A look at the numbers posted by the 100 Top hospitals as a group offers corroboration. In 1999, mortality at the award-winning institutions was 14 percent lower than at U.S. hospitals overall. They saw 13.6 percent fewer complications. Patient stays at the benchmark hospitals were 7 percent shorter. Yet not only did these institutions spend 20 percent less while delivering superior care--$3,509 per patient versus $4,365 by hospitals nationwide--they also turned a 6.75 percent higher profit (16.4 percent against 9.7 percent on average).

And this despite earning 3.5 percent less on outpatient services than their run-of-the-mill peers, for whom outpatient revenues represented 42.5 percent of operating income. Finally, they created sustainable capital for renovations, equipment upgrades, and expansion into new service lines at an 18.5 percent stronger clip than their competition; net patient revenue divided by total assets at the 100 Top institutions was 1.09 percent, versus 0.92 percent at U.S. hospitals in general.

There were other clear distinctions. Hospitals across the board saw their finances worsen in 1999 in the wake of the Balanced Budget Amendment; nearly half are now operating in the red, notes Chenoweth. At the benchmark hospitals, however, the median cash flow margin last year was 7 percentage points higher, at 16.4 percent, than the median for their peers--the widest gap since 1994. And although total profit margin is not a criterion for the study, Solucient's analysis shows the 100 Top Hospitals did almost 7 percent better on this gauge than did their peers--8.71 percent versus 1.88 percent. A look at the recent past is instructive, Chenoweth suggests.

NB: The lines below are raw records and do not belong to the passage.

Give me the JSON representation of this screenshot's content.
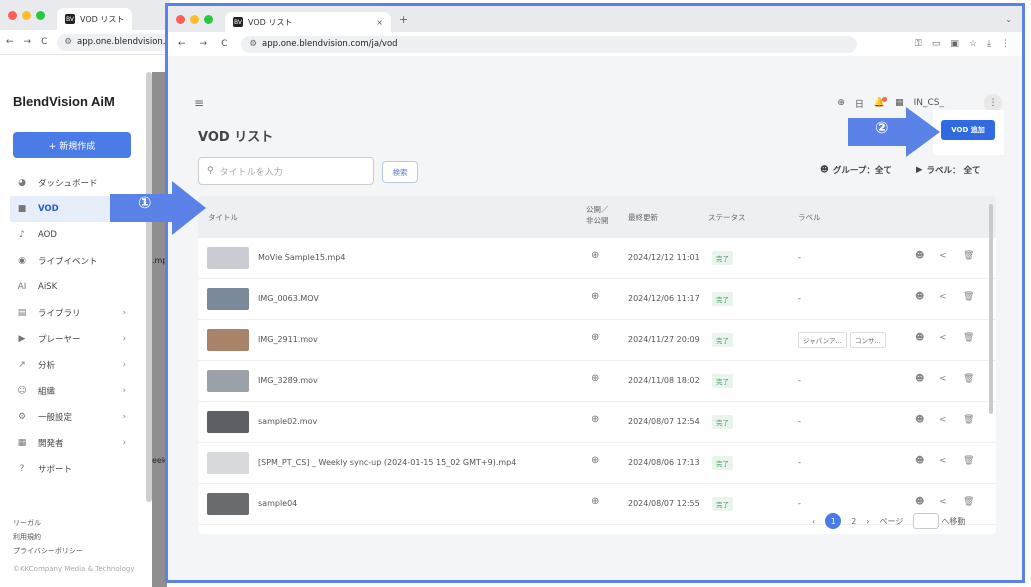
{
  "back_browser": {
    "tab_title": "VOD リスト",
    "url": "app.one.blendvision.c"
  },
  "app": {
    "brand": "BlendVision AiM",
    "new_button": "+ 新規作成",
    "nav": [
      {
        "label": "ダッシュボード",
        "icon": "dashboard-icon",
        "glyph": "◕",
        "chevron": false,
        "active": false
      },
      {
        "label": "VOD",
        "icon": "vod-icon",
        "glyph": "■",
        "chevron": false,
        "active": true
      },
      {
        "label": "AOD",
        "icon": "audio-icon",
        "glyph": "♪",
        "chevron": false,
        "active": false
      },
      {
        "label": "ライブイベント",
        "icon": "live-icon",
        "glyph": "◉",
        "chevron": false,
        "active": false
      },
      {
        "label": "AiSK",
        "icon": "ai-icon",
        "glyph": "AI",
        "chevron": false,
        "active": false
      },
      {
        "label": "ライブラリ",
        "icon": "library-icon",
        "glyph": "▤",
        "chevron": true,
        "active": false
      },
      {
        "label": "プレーヤー",
        "icon": "player-icon",
        "glyph": "▶",
        "chevron": true,
        "active": false
      },
      {
        "label": "分析",
        "icon": "analytics-icon",
        "glyph": "↗",
        "chevron": true,
        "active": false
      },
      {
        "label": "組織",
        "icon": "organization-icon",
        "glyph": "☺",
        "chevron": true,
        "active": false
      },
      {
        "label": "一般設定",
        "icon": "settings-icon",
        "glyph": "⚙",
        "chevron": true,
        "active": false
      },
      {
        "label": "開発者",
        "icon": "developer-icon",
        "glyph": "▦",
        "chevron": true,
        "active": false
      },
      {
        "label": "サポート",
        "icon": "support-icon",
        "glyph": "?",
        "chevron": false,
        "active": false
      }
    ],
    "footer": [
      "リーガル",
      "利用規約",
      "プライバシーポリシー",
      "©KKCompany Media & Technology"
    ],
    "strip_texts": [
      ".mp",
      "eek"
    ]
  },
  "callouts": {
    "one": "①",
    "two": "②"
  },
  "front_browser": {
    "tab_title": "VOD リスト",
    "url": "app.one.blendvision.com/ja/vod"
  },
  "page": {
    "language": "日",
    "user": "IN_CS_",
    "title": "VOD リスト",
    "add_button": "VOD 追加",
    "search_placeholder": "タイトルを入力",
    "search_button": "検索",
    "group_filter": "グループ：全て",
    "label_filter": "ラベル： 全て",
    "columns": {
      "title": "タイトル",
      "visibility": "公開／非公開",
      "updated": "最終更新",
      "status": "ステータス",
      "label": "ラベル"
    },
    "rows": [
      {
        "title": "MoVie Sample15.mp4",
        "updated": "2024/12/12 11:01",
        "status": "完了",
        "labels": [
          "-"
        ],
        "thumb": "#c9ccd2"
      },
      {
        "title": "IMG_0063.MOV",
        "updated": "2024/12/06 11:17",
        "status": "完了",
        "labels": [
          "-"
        ],
        "thumb": "#7b8a9a"
      },
      {
        "title": "IMG_2911.mov",
        "updated": "2024/11/27 20:09",
        "status": "完了",
        "labels": [
          "ジャパンア...",
          "コンサ..."
        ],
        "thumb": "#a8836a"
      },
      {
        "title": "IMG_3289.mov",
        "updated": "2024/11/08 18:02",
        "status": "完了",
        "labels": [
          "-"
        ],
        "thumb": "#9aa1a8"
      },
      {
        "title": "sample02.mov",
        "updated": "2024/08/07 12:54",
        "status": "完了",
        "labels": [
          "-"
        ],
        "thumb": "#5c5f63"
      },
      {
        "title": "[SPM_PT_CS] _ Weekly sync-up (2024-01-15 15_02 GMT+9).mp4",
        "updated": "2024/08/06 17:13",
        "status": "完了",
        "labels": [
          "-"
        ],
        "thumb": "#d7d9dc"
      },
      {
        "title": "sample04",
        "updated": "2024/08/07 12:55",
        "status": "完了",
        "labels": [
          "-"
        ],
        "thumb": "#6a6d70"
      }
    ],
    "pagination": {
      "current": "1",
      "next": "2",
      "page_label": "ページ",
      "go_label": "へ移動"
    }
  }
}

"Between 1996 and 1997," she observes, "award winners showed a downward trend in profitability (from 11.8 percent to 9.5 percent) while average hospitals were gaining (from 5.06 percent to 5.34 percent). Then in 1997 and 1998, there was an increase in profitability of almost 2 percentage points by the 100, while average hospitals saw a decrease of nearly a point. Between 1998 and 1999, the 100 Top experienced a drop again (from 10.5 percent to 8.7 percent) but it was less than that at average hospitals, where profitability fell from 4 percent to under 2 percent--or by more than half! So there's a very different trend evident here in outcomes during negative times. The management teams at the 100 Top hospitals have found ways to react earlier and more effectively. As a result they were only winged a little bit in 1999."

Solucient's benchmark hospitals aren't thriving by skimming off the cream, either. Their median Medicare case mix indices (a measure of the complexity of patients' conditions) were 14 percent higher than average. Yet through tactics like greater reliance on special care units (which account for 12.3 percent of 100 Top patient days, versus 10.5 percent elsewhere), award-winners consistently run leaner than their peers. In 2000, wage- and case-mix-adjusted full-time equivalent staffing per 100 patients discharged from award-winning institutions was 3.73, as against 4.94 at U.S. hospitals overall. At the same time--and another important element--the 100 Top don't stint on wages.

"We've noticed that the 100 usually pay their people at least a couple grand more than do other hospitals," notes Chenoweth. (The median salary and benefits expense at 100 Top facilities rose $1,446 per FTE in 1999 compared to $856 for the average hospital.) "So while they have fewer staff, they compensate them very well." (Overhead expense as a percentage of operating expense is always higher at 100 Top hospitals than at run-of-the-mill facilities.)